Alex Hershaft is a co-founder of the U.S. animal rights movement and founder and president of the Farm Animal Rights Movement (FARM), the nation's oldest (1976) organization devoted exclusively to promoting the rights of animals not to be raised for food. Previously, he has had a 30-year career in materials science and environmental consulting and a prominent role in movements for religious freedom and environmental quality.
==Family and early life==
Hershaft was born in Warsaw, Poland, on July 1, 1934 to fairly assimilated Jewish parents Jozef and Sabina Herszaft. Sabina was a mathematician. Jozef was a chemist researching the properties of heavy water (used as a coolant for nuclear reactors) at University of Warsaw with his partner Jozef Rotblat.〔(Alex Hershaft: From the Warsaw Ghetto to the Fight for Animal Rights, September 9, 2014, lecture in Philadelphia )〕
Their research was in great demand, as Western scientists began to recognize the potential of harnessing nuclear energy, and both received visas to continue their work in the U.K. and the U.S. Rotblat left for the U.K just before Hitler invaded Poland in 1939 and eventually received the 1995 Nobel Peace Prize for his subsequent opposition to nuclear weapons. Herszaft insisted on visas for his wife and young son, but those came too late.

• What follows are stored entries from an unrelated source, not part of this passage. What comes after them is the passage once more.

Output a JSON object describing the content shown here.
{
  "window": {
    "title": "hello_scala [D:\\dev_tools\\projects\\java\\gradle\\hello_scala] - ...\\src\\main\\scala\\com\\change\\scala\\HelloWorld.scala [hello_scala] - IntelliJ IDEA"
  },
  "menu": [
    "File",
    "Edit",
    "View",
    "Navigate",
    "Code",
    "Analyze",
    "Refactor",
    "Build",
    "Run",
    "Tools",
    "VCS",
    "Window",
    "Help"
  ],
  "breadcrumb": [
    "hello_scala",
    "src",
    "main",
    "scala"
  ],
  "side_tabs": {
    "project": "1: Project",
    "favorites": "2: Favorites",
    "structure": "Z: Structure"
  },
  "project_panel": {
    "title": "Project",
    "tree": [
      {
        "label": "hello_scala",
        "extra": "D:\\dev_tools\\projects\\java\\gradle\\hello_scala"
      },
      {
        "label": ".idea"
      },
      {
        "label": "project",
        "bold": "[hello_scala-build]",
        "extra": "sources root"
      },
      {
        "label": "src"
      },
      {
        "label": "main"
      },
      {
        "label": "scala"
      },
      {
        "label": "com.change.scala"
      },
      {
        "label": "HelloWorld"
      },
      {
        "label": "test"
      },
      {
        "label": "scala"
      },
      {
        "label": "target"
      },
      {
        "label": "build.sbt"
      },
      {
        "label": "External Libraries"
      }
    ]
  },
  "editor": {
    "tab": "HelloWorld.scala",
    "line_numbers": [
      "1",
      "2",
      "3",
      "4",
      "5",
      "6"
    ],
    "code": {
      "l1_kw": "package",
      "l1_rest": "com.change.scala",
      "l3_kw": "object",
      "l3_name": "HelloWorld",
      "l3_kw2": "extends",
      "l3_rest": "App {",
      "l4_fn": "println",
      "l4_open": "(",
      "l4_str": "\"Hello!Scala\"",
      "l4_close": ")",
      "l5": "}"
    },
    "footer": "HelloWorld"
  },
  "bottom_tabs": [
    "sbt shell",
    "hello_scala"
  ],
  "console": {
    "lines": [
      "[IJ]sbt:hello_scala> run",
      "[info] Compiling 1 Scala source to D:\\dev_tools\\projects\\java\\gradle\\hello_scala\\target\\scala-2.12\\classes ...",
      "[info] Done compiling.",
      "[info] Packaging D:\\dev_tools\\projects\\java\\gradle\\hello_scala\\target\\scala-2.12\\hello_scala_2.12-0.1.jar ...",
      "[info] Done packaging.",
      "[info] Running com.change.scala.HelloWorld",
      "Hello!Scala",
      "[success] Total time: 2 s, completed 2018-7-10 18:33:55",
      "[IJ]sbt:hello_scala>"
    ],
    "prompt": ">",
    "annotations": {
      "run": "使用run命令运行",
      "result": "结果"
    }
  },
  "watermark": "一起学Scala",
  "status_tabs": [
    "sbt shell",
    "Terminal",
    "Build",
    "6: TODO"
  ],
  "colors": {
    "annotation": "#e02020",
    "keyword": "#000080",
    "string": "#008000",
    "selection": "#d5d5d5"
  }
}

During the war, the family was forced to move into the Warsaw Ghetto, with Sabina's parents, across the street from the infamous Pawiak prison. As the Nazis began liquidating the Ghetto in late 1942, sending inmates to the Treblinka death camp, all three were able to escape to the Christian side and remain in hiding.〔Norm Phelps. ''The Longest Struggle''. Lantern Books, 2004; p. 225〕〔("Holocaust survivor heads animal rights group Alex Hershaft throws himself into cause" ) ''Baltimore Sun''. Retrieved 2014-3-4.〕 Jozef was eventually caught and murdered. Sabina and Alex were liberated by the allies in the spring of 1945. After the war and five years in an Italian refugee camp, Sabina emigrated to Israel, while 16-year-old Alexander arrived in the U.S. in January 1951. Sabina died in Israel in 1996.